ANGELICA PALLI: una poetessa a Fauglia


Sulla facciata dell’edificio contrassegnato dal numero civico 47 del Corso della Repubblica a Fauglia è apposta una targa in marmo, ancora in buono stato, in onore di Angelica Palli. Su questa lapide si legge:

In questa casa
dimorò per alcuni anni
nei mesi autunnali
ANGELICA PALLI - BARTOLOMMEI
nata a Livorno di stirpe greca
letterata e poetessa
che meritò lode
dai più grandi ingegni
del suo tempo
________________
Il popolo di Fauglia
a onorare il nome dell’egregia donna
pose questa memoria
l’anno 1892


Ma chi era Angelica Palli? Il nome originario, naturalmente greco, era Anghelikì Pallis, che poi lei stessa italianizzò in Angelica Palli, figlia di Panaghiotis Pallis, che tenne per molti anni la direzione della scuola greca di Livorno.
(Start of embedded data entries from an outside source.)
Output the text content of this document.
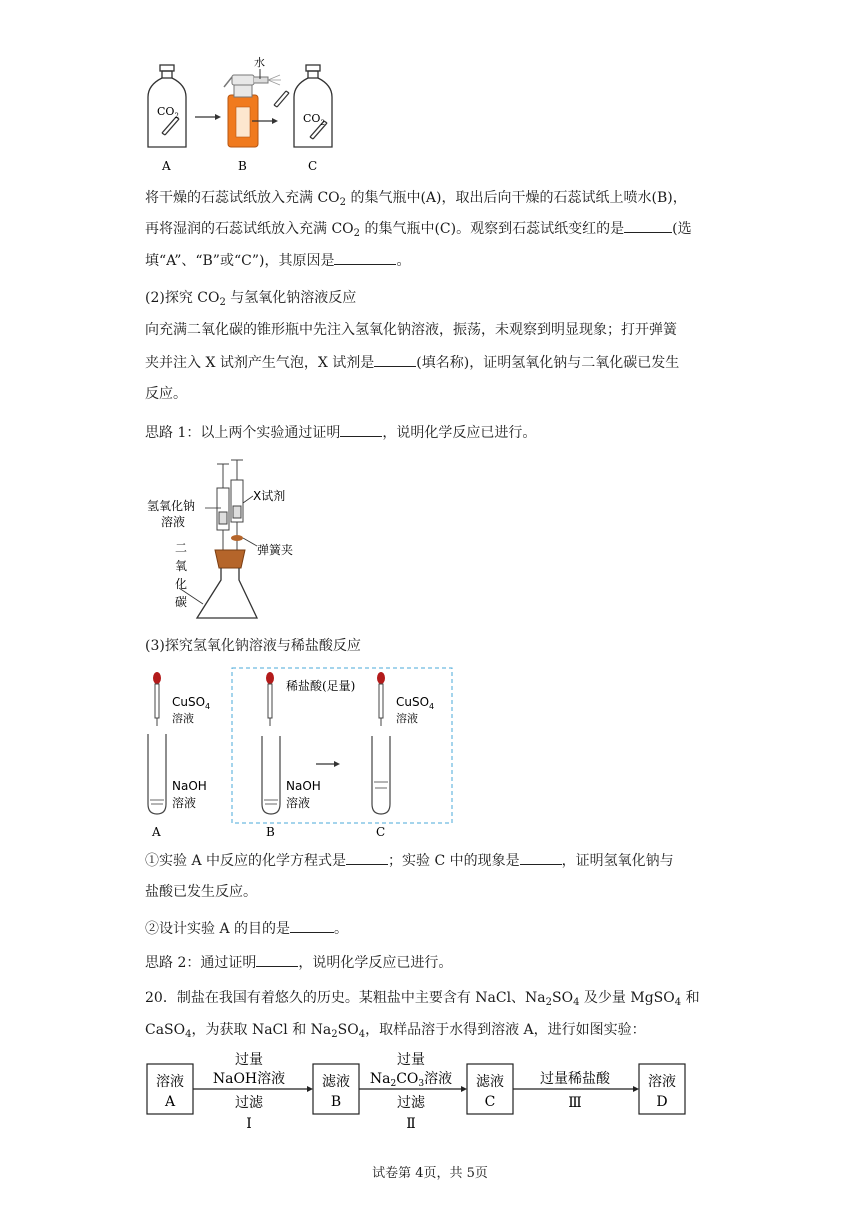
$CO_2$
水
$CO_2$
A	B	C
将干燥的石蕊试纸放入充满 $CO_2$ 的集气瓶中(A)，取出后向干燥的石蕊试纸上喷水(B)，
再将湿润的石蕊试纸放入充满 $CO_2$ 的集气瓶中(C)。观察到石蕊试纸变红的是	(选
填“A”、“B”或“C”)，其原因是	。
(2)探究 $CO_2$ 与氢氧化钠溶液反应
向充满二氧化碳的锥形瓶中先注入氢氧化钠溶液，振荡，未观察到明显现象；打开弹簧
夹并注入 X 试剂产生气泡，X 试剂是	(填名称)，证明氢氧化钠与二氧化碳已发生
反应。
思路 1：以上两个实验通过证明	，说明化学反应已进行。
氢氧化钠
溶液
X试剂
弹簧夹
二
氧
化
碳
(3)探究氢氧化钠溶液与稀盐酸反应
CuSO$_4$
溶液
NaOH
溶液
稀盐酸(足量)
NaOH
溶液
CuSO$_4$
溶液
A	B	C
①实验 A 中反应的化学方程式是	；实验 C 中的现象是	，证明氢氧化钠与
盐酸已发生反应。
②设计实验 A 的目的是	。
思路 2：通过证明	，说明化学反应已进行。
20．制盐在我国有着悠久的历史。某粗盐中主要含有 NaCl、$Na_2SO_4$ 及少量 MgSO$_4$ 和
CaSO$_4$，为获取 NaCl 和 $Na_2SO_4$，取样品溶于水得到溶液 A，进行如图实验：
溶液
A
滤液
B
滤液
C
溶液
D
过量
NaOH溶液
过滤
Ⅰ
过量
$Na_2CO_3$溶液
过滤
Ⅱ
过量稀盐酸
Ⅲ
试卷第 4页，共 5页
Egli era un membro influente della colonia greca, che ebbe la sua maggiore fioritura e importanza nella città toscana a cavallo tra il 1700 e il 1800. Grande cultore della cultura classica, profuse ingenti risorse economiche per aiutare i movimenti di liberazione greci dall’oppressione turca fino alla rivoluzione vittoriosa del 1821.
Angelica Palli, nata a Livorno nel 1798, fu, come il padre, appassionata della cultura classica e fu molto apprezzata sia come scrittrice che come poetessa, tanto da essere denominata “novella Saffo”. Sposò Giovan Paolo Bartolomei (non Bartolommei come appare nella lapide), appartenente ad una delle più importanti famiglie livornesi dell’epoca, e, come il padre, convinta assertrice della libertà e dell’autodeterminazione dei popoli, profuse ingenti mezzi per aiutare il risorgimento italiano. Fu infatti l’animatrice del salotto di Palazzo Bartolomei sugli Scali del pesce nel quartiere di Venezia, che fu il maggior centro della propaganda mazziniana negli anni compresi tra il 1820 e il 1840. Il salotto fu frequentato da illustri personaggi, tra i quali spiccano i nomi di Domenico Guerrazzi, Carlo Bini, Alessandro Manzoni e Lamartine.
Fu anche una femminista “ante litteram”: nei suoi scritti frequentemente fa delle osservazioni sulla condizione femminile, denunciando le colpe degli uomini e le ingiustizie di cui la donna era vittima. Per esempio scrive: "l’uomo considera le mogli come cosa sua siccome il cane, il cavallo, la casa, i terreni”. Pur tuttavia Angelica non ebbe stima delle donne di agiata condizione e che si accontentavano di ciò che avevano senza cercare di elevarsi culturalmente, mentre apprezzava le donne del popolo che combattevano la vita giorno dopo giorno. Così ritrae le popolane nella sua opera Cenni sopra Livorno e i suoi contorni del 1856: “Buone, generose, pronte a dare aiuto e affetto, ma non hanno rispetto, deridono per la strada i minorati e i malvestiti, alzano la voce, imprecano”.
Dopo le lotte risorgimentali Angelica Palli si dedicò all’attività di educatrice. Morì nel 1875 mentre stava per realizzare una scuola superiore femminile. Le sue spoglie riposano nel cimitero greco di via Mastacchi. Livorno, per onorarla, intitolò a suo nome l’Istituto Magistrale e una strada. Poiché, come ricorda la lapide, dimorò per alcuni anni a Fauglia nei mesi autunnali, i caldi colori delle nostre campagne e la dolcezza dei nostri tramonti saranno stati ispiratori di alcune delle sue liriche che le valsero la lode dei più grandi ingegni del suo tempo.